Elle avait prononcé sa dernière phrase tellement bas, que Sherlock ne l'entendit pas complètement.

- Comment ?

- JE PENSAIS QUE TU ÉTAIS REVENU POUR MOI ! hurla-t-elle avant de s'écrouler à genou, les yeux ravagés par les larmes.

Interdit, Sherlock ignorait comment gérer ce genre de situation. Une tape sur la tête, un mot gentil, aucune idée ne lui semblait correcte. Alors il s'agenouilla devant elle, et décida de lui parler avec la voix la plus douce qu'il puisse émettre.

- Je suis revenu pour toi... Car j'ai besoin de toi. John a besoin de toi, June.
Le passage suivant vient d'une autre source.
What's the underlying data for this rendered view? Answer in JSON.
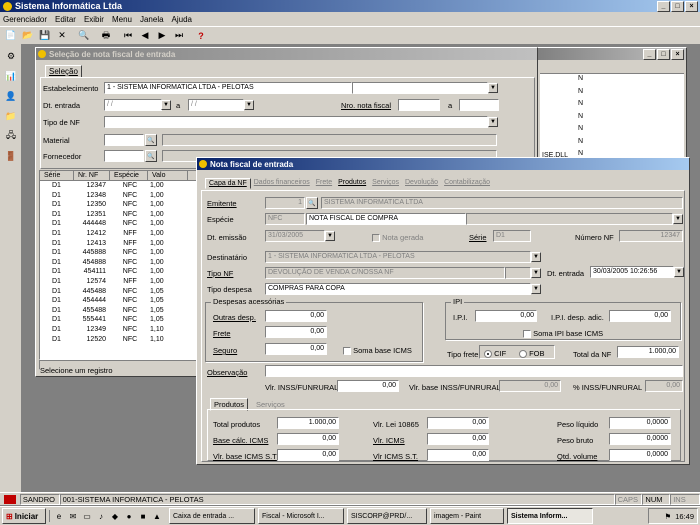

Je t'en prie, ne te gâches pas la vie avec des sentiments... Tu vaux mieux que ça.

Une autre grimace sur le visage de June signifia à quel point elle pouvait le haïr pour ses paroles. Aussi douloureux soit-il, elle refusait d'abandonner John - qui n'avait rien demandé- au bras d'une mort certaine. A contre-cœur, elle releva ses yeux embrumés et fixa Sherlock.

- Je le ferai, pour John. Tu m'entends ? Pas pour toi, sûrement pas pour quelqu'un comme toi, accentua-t-elle. Mais pour John.

Sherlock se redressa, puis il lui tendit la main.

June allait sûrement regretter ce geste tout sa vie, mais elle finit par poser sa main dans celle de Sherlock Holmes.